債務整理は、支払えなくなった借金を整理する手段の1つです。

通常であれば、「貯金を含む金銭的余裕が一切ない人に残された手段」といったイメージが、ありますよね。

しかし実際には、貯金を残した状態で債務整理を行いたいと考える人も少なくありません。

そこで今回は、貯金がある状態でも債務整理は可能なのかについて解説していきます。

債務整理をすると貯金は没収されるのか

結論からお話しすると、債務整理を行ったとしても貯金を残すことは可能です。

ただし、どのような手段で債務整理を行うのかと、貯金がどのくらいの額なのかが非常に重要なカギを握るため、100%貯金を残せるとはいえません。

そこでまず、覚えておいてもらいたいのが、債務整理方法で異なる貯金を残せる条件です。

任意整理の貯金を残せる条件

任意整理は、債務をゼロにする手続きではないため、貯金を全額残すことが可能です。

さらに貯金以外にも、有価証券や不動産、自動車といった自分が所有している財産すべてを残すことができます。

ただし、所有財産の中に所有者が自分以外の「抵当権」が付いている場合には、手元に残せない可能性があることを覚えておきましょう。

個人再生の貯金を残せる条件

個人再生は、裁判所で許可を受けた人のみが行える債務整理方法の1つです。

債務を減額することができるため、ゼロにはなりませんが支払いを楽にすることができます。

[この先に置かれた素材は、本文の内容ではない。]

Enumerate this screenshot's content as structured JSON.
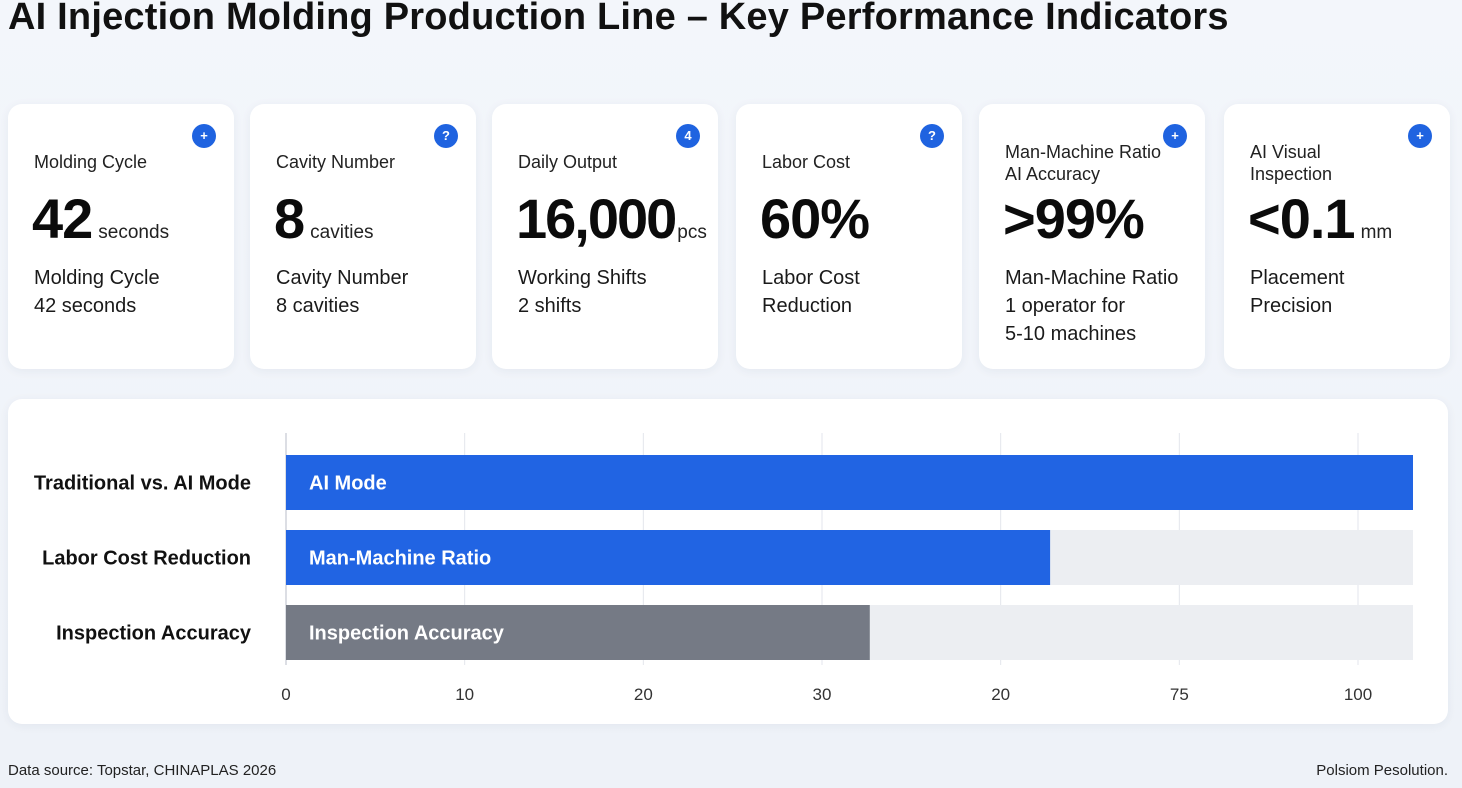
{
  "title": "AI Injection Molding Production Line – Key Performance Indicators",
  "cards": [
    {
      "badge": "+",
      "label": "Molding Cycle",
      "value": "42",
      "unit": "seconds",
      "desc": [
        "Molding Cycle",
        "42 seconds"
      ]
    },
    {
      "badge": "?",
      "label": "Cavity Number",
      "value": "8",
      "unit": "cavities",
      "desc": [
        "Cavity Number",
        "8 cavities"
      ]
    },
    {
      "badge": "4",
      "label": "Daily Output",
      "value": "16,000",
      "unit": "pcs",
      "desc": [
        "Working Shifts",
        "2 shifts"
      ]
    },
    {
      "badge": "?",
      "label": "Labor Cost",
      "value": "60%",
      "unit": "",
      "desc": [
        "Labor Cost",
        "Reduction"
      ]
    },
    {
      "badge": "+",
      "label": "Man-Machine Ratio\nAI Accuracy",
      "value": ">99%",
      "unit": "",
      "desc": [
        "Man-Machine Ratio",
        "1 operator for",
        "5-10 machines"
      ]
    },
    {
      "badge": "+",
      "label": "AI Visual\nInspection",
      "value": "<0.1",
      "unit": "mm",
      "desc": [
        "Placement",
        "Precision"
      ]
    }
  ],
  "chart_data": {
    "type": "bar",
    "orientation": "horizontal",
    "categories": [
      "Traditional vs. AI Mode",
      "Labor Cost Reduction",
      "Inspection Accuracy"
    ],
    "bar_labels": [
      "AI Mode",
      "Man-Machine Ratio",
      "Inspection Accuracy"
    ],
    "values": [
      100,
      67.8,
      51.8
    ],
    "track_max": 100,
    "bar_colors": [
      "#2164e3",
      "#2164e3",
      "#757a85"
    ],
    "x_tick_labels": [
      "0",
      "10",
      "20",
      "30",
      "20",
      "75",
      "100"
    ],
    "grid": true
  },
  "footer": {
    "source": "Data source: Topstar, CHINAPLAS 2026",
    "credit": "Polsiom Pesolution."
  }
}
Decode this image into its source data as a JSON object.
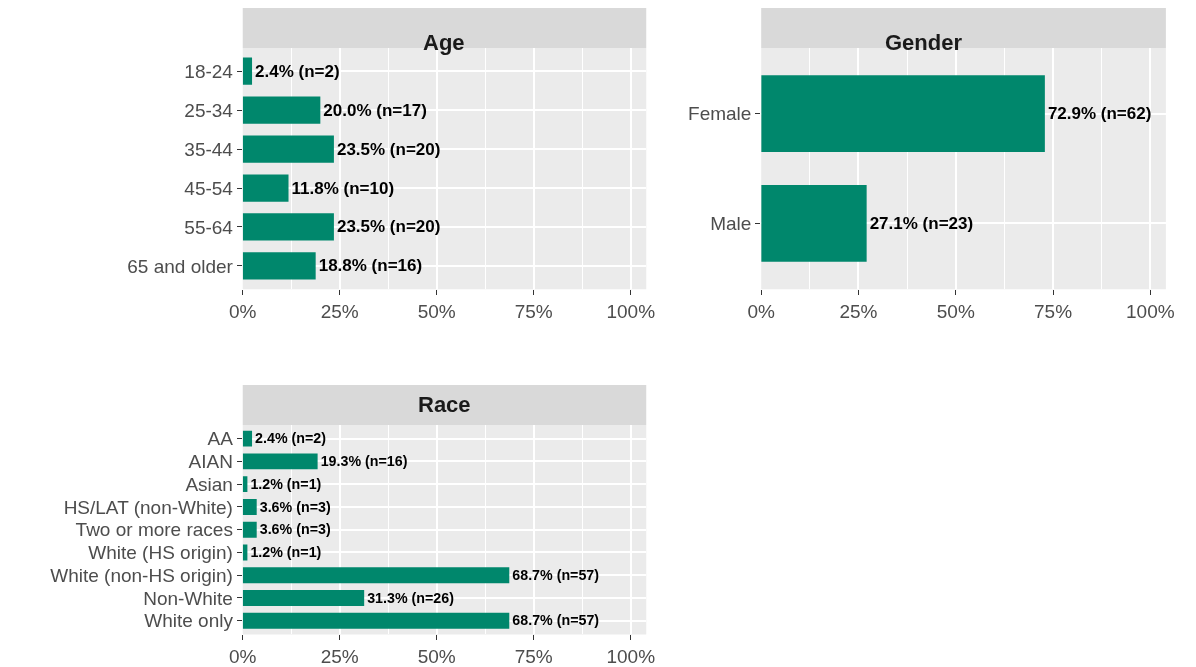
{
  "chart_data": [
    {
      "type": "bar",
      "orientation": "horizontal",
      "title": "Age",
      "categories": [
        "18-24",
        "25-34",
        "35-44",
        "45-54",
        "55-64",
        "65 and older"
      ],
      "values": [
        2.4,
        20.0,
        23.5,
        11.8,
        23.5,
        18.8
      ],
      "value_labels": [
        "2.4% (n=2)",
        "20.0% (n=17)",
        "23.5% (n=20)",
        "11.8% (n=10)",
        "23.5% (n=20)",
        "18.8% (n=16)"
      ],
      "color": "#00876c",
      "xlim": [
        0,
        104
      ],
      "xticks": [
        {
          "value": 0,
          "label": "0%"
        },
        {
          "value": 25,
          "label": "25%"
        },
        {
          "value": 50,
          "label": "50%"
        },
        {
          "value": 75,
          "label": "75%"
        },
        {
          "value": 100,
          "label": "100%"
        }
      ],
      "grid": true
    },
    {
      "type": "bar",
      "orientation": "horizontal",
      "title": "Gender",
      "categories": [
        "Female",
        "Male"
      ],
      "values": [
        72.9,
        27.1
      ],
      "value_labels": [
        "72.9% (n=62)",
        "27.1% (n=23)"
      ],
      "color": "#00876c",
      "xlim": [
        0,
        104
      ],
      "xticks": [
        {
          "value": 0,
          "label": "0%"
        },
        {
          "value": 25,
          "label": "25%"
        },
        {
          "value": 50,
          "label": "50%"
        },
        {
          "value": 75,
          "label": "75%"
        },
        {
          "value": 100,
          "label": "100%"
        }
      ],
      "grid": true
    },
    {
      "type": "bar",
      "orientation": "horizontal",
      "title": "Race",
      "categories": [
        "AA",
        "AIAN",
        "Asian",
        "HS/LAT (non-White)",
        "Two or more races",
        "White (HS origin)",
        "White (non-HS origin)",
        "Non-White",
        "White only"
      ],
      "values": [
        2.4,
        19.3,
        1.2,
        3.6,
        3.6,
        1.2,
        68.7,
        31.3,
        68.7
      ],
      "value_labels": [
        "2.4% (n=2)",
        "19.3% (n=16)",
        "1.2% (n=1)",
        "3.6% (n=3)",
        "3.6% (n=3)",
        "1.2% (n=1)",
        "68.7% (n=57)",
        "31.3% (n=26)",
        "68.7% (n=57)"
      ],
      "color": "#00876c",
      "xlim": [
        0,
        104
      ],
      "xticks": [
        {
          "value": 0,
          "label": "0%"
        },
        {
          "value": 25,
          "label": "25%"
        },
        {
          "value": 50,
          "label": "50%"
        },
        {
          "value": 75,
          "label": "75%"
        },
        {
          "value": 100,
          "label": "100%"
        }
      ],
      "grid": true
    }
  ]
}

そんな個人再生手続きにおける貯金の取り扱いに関しては、減額された借金総額同等もしくはそれ以下となります。

例えば、個人再生手続きによって借金総額が200万円まで減額されたとしますよね。

このような場合、貯金として残せるのは200万円までとなるため、300万円ある人は100万円分を返済に充てる必要があるでしょう。

自己破産の貯金を残せる条件

自己破産では、債務をゼロにすることが可能です。

借金の支払い義務を全額免除してもらう手続きとなるため、貯金を一切残すことができないと思われる方もいるでしょう。

しかし実際には、自己破産手続きを行ったとしても、99万円までの貯金を残すことができます。

なぜなら、99万円以下の預貯金を含む現金は、自由財産として認められるからです。

これ以上の預貯金がある場合は、差し押さえられる可能性があると覚えておいてください。

特定調停の貯金を残せる条件

特定調停は、申立書を裁判所に提出し、返済方法と額を調整する手続きになります。

債務整理の手続きの中では、任意整理と似ているのが特徴的ですね。

自由度の高い手続きとなるため、預貯金を含む現金は全額残すことが可能です。

ただし、こちらに関しても所有権が債権者によって留保されていると、残すことができなくなります。

抵当権のある財産を債務整理として手続きする際には、注意が必要です。

債務整理の多くは貯金を残せるが注意が必要

債務整理手続きの多くは、貯金を残した状態でおこなえます。

しかし、上記でもご紹介した通り、どのような手続きを行うかと貯金の金額によって残せる額に大きな差が出てきてしまうんですね。

さらに、預貯金以外の財産に関しては所有権が誰なのかによって残せるかが変わってきます。

貯金がある状態で債務整理を行う場合には、どの方法が1番適しているのかを、しっかりと見極めなければいけません。

なお、貯金額や財産についての資料を債務整理に詳しい弁護士にみせれば、どのような方法で債務整理を行うべきか、適切なアドバイスをもらえるでしょう。

ネット上にある知識だけで自己判断せずに、まずは専門的な知識のある弁護士に相談するところから始めてみてください。